6th Sunday of Easter A - Homily 3

Homily 3 - 2014

The Beloved Disciple had possibly known the physical Jesus for three to five years. But by the time he wrote his Gospel thirty to forty years later, their time together had become past history. Certainly the Jesus whom he wrote about in his Gospel was the Jesus he had known in the flesh; but more importantly he was the one he had come to know even better over those intervening thirty to forty years. The words he put into the mouth of Jesus at the end of today’s passage express that experience well: those who love me … I will love them and will reveal myself to them. That had been precisely the Beloved Disciple’s experience – and it may not be all that different from our own.

To really know another well, we need to love them. That is non-negotiable. It also helps to know that they love us, too. But there is more. If we take care to mature across life [and that does not happen automatically], our capacity to love and to know another grows imperceptibly but powerfully. I do not know about you, but I know that that has been the case with me. I am still getting to know Jesus; and it keeps on getting more satisfying. I notice also that my knowing him better seems to run parallel with my getting to know and accept myself better.

In today's passage the Beloved Disciple had Jesus promising to give us what he called another Advocate, whom he also called the Spirit of truth. Advocate refers to a person who takes the side of another… More importantly, it is one who affirms and empowers people to grow, to develop and to become more and more truly themselves. 

The original Advocate was the historical Jesus whom the Beloved Disciple had known and who had had such an amazingly positive impact on him. He no doubt remembered how Jesus had helped him feel more alive when they had been together so long ago. Yet, during the years that had passed since Jesus’ death, the Disciple had come to experience this other Advocate who had continued the process begun by Jesus. 

The problem that many of us face is that deep down we struggle to believe how amazing each of us is. We may even struggle to believe that anyone could really love us if they knew what we were really like. There are a lot of people around who make us feel that way – and we do the same to them. People instinctively judge and categorise others – good/bad, right/wrong, like us/not like us, with us/against us, and so on. Sadly, we do the same to ourselves: we constantly judge ourselves.

Over the years, the Beloved Disciple had noticed another voice inside himself that did not categorise, judge or put him down – a voice that kept insisting that he was loved, loved by God, loved unconditionally. And he had come increasingly to accept that that was true.
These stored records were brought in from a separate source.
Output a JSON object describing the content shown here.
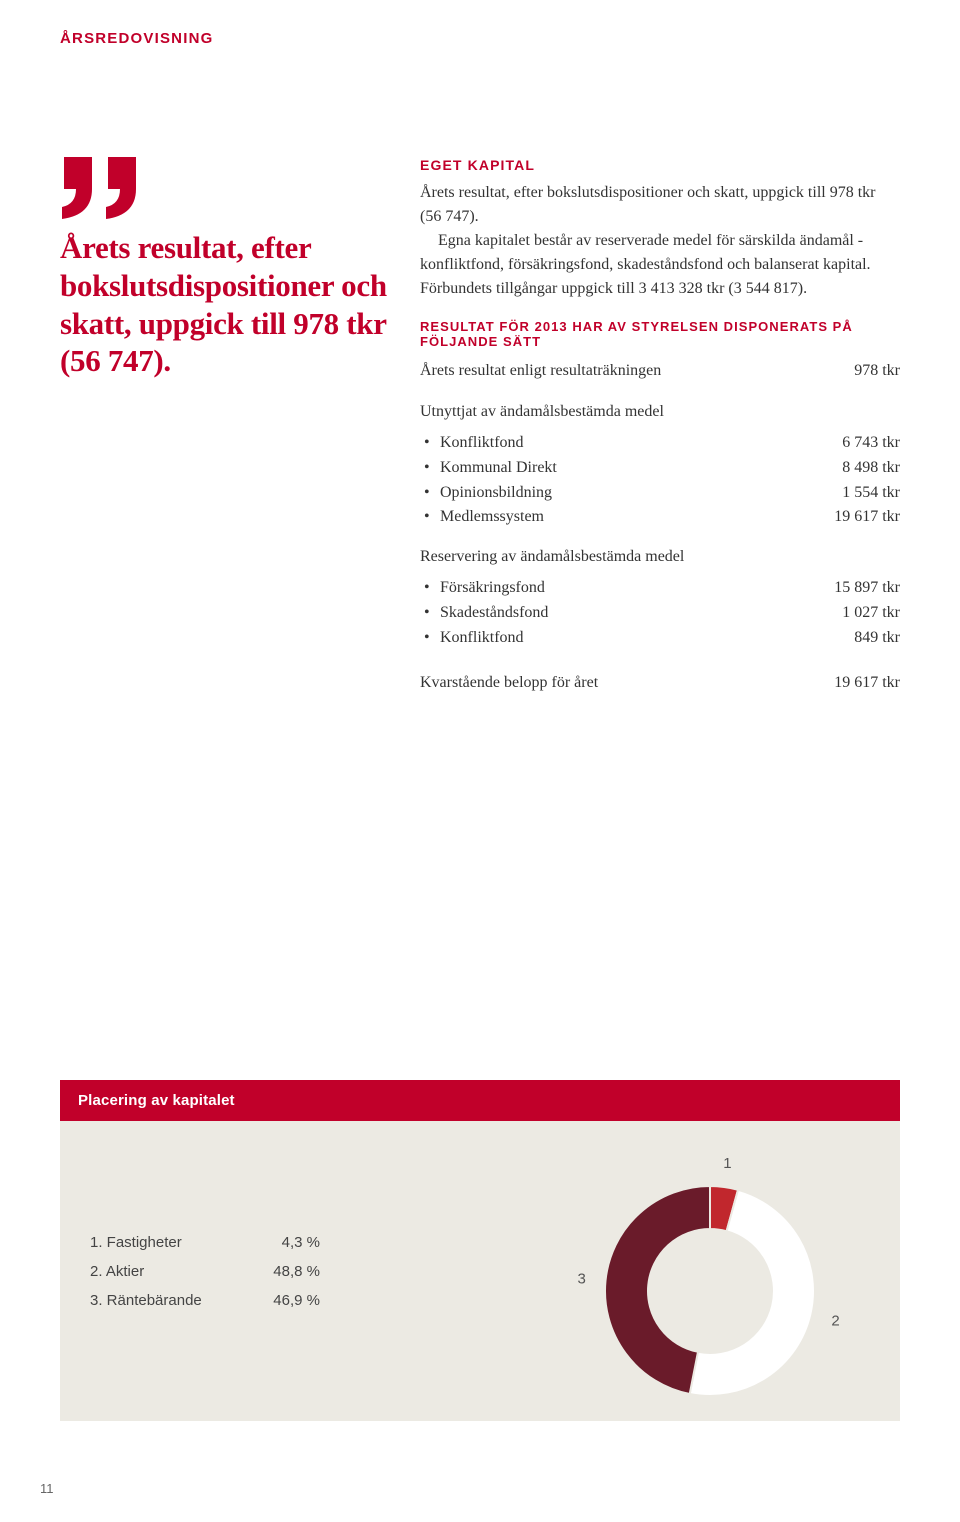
{
  "header": "ÅRSREDOVISNING",
  "quote": "Årets resultat, efter boksluts-dispositioner och skatt, uppgick till 978 tkr (56 747).",
  "section1_label": "EGET KAPITAL",
  "para1": "Årets resultat, efter bokslutsdispositioner och skatt, uppgick till 978 tkr (56 747).",
  "para2": "Egna kapitalet består av reserverade medel för särskilda ändamål - konfliktfond, försäkringsfond, skadeståndsfond och balanserat kapital. Förbundets tillgångar uppgick till 3 413 328 tkr (3 544 817).",
  "section2_label": "RESULTAT FÖR 2013 HAR AV STYRELSEN DISPONERATS PÅ FÖLJANDE SÄTT",
  "result_row": {
    "label": "Årets resultat enligt resultaträkningen",
    "value": "978 tkr"
  },
  "sub1": "Utnyttjat av ändamålsbestämda medel",
  "list1": [
    {
      "label": "Konfliktfond",
      "value": "6 743 tkr"
    },
    {
      "label": "Kommunal Direkt",
      "value": "8 498 tkr"
    },
    {
      "label": "Opinionsbildning",
      "value": "1 554 tkr"
    },
    {
      "label": "Medlemssystem",
      "value": "19 617 tkr"
    }
  ],
  "sub2": "Reservering av ändamålsbestämda medel",
  "list2": [
    {
      "label": "Försäkringsfond",
      "value": "15 897 tkr"
    },
    {
      "label": "Skadeståndsfond",
      "value": "1 027 tkr"
    },
    {
      "label": "Konfliktfond",
      "value": "849 tkr"
    }
  ],
  "final_row": {
    "label": "Kvarstående belopp för året",
    "value": "19 617 tkr"
  },
  "chart": {
    "title": "Placering av kapitalet",
    "legend": [
      {
        "num": "1.",
        "name": "Fastigheter",
        "pct": "4,3 %"
      },
      {
        "num": "2.",
        "name": "Aktier",
        "pct": "48,8 %"
      },
      {
        "num": "3.",
        "name": "Räntebärande",
        "pct": "46,9 %"
      }
    ],
    "slices": [
      {
        "value": 4.3,
        "color": "#c1272d"
      },
      {
        "value": 48.8,
        "color": "#ffffff"
      },
      {
        "value": 46.9,
        "color": "#6a1b2a"
      }
    ],
    "stroke": "#eceae3",
    "labels": [
      "1",
      "2",
      "3"
    ]
  },
  "page_number": "11",
  "quote_color": "#c1002a"
}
Across time he had come to recognise that voice as the voice of the other Advocate, the Spirit of truth. At first, like most others in the world from which he came, he did not see him nor know him – but gradually things had changed. He had come to discover, despite his persistent fears, that God was the one whom Jesus called his Father, not his Judge; and he had learnt to see himself in Jesus, who was in turn in the Father, and to be drawn into the wonderful dance of infinite Love that is the life of the Trinity.

The experience of the Beloved Disciple can be our experience. The Advocate, the Spirit of truth, is still at work. The quietly insistent voice can be heard; and over the last two thousand years has lost nothing of its power. But, like the Beloved Disciple himself, we need to discipline ourselves to create the stillness and silence in which the Advocate’s voice can be heard, the loving God encountered, and life can blossom.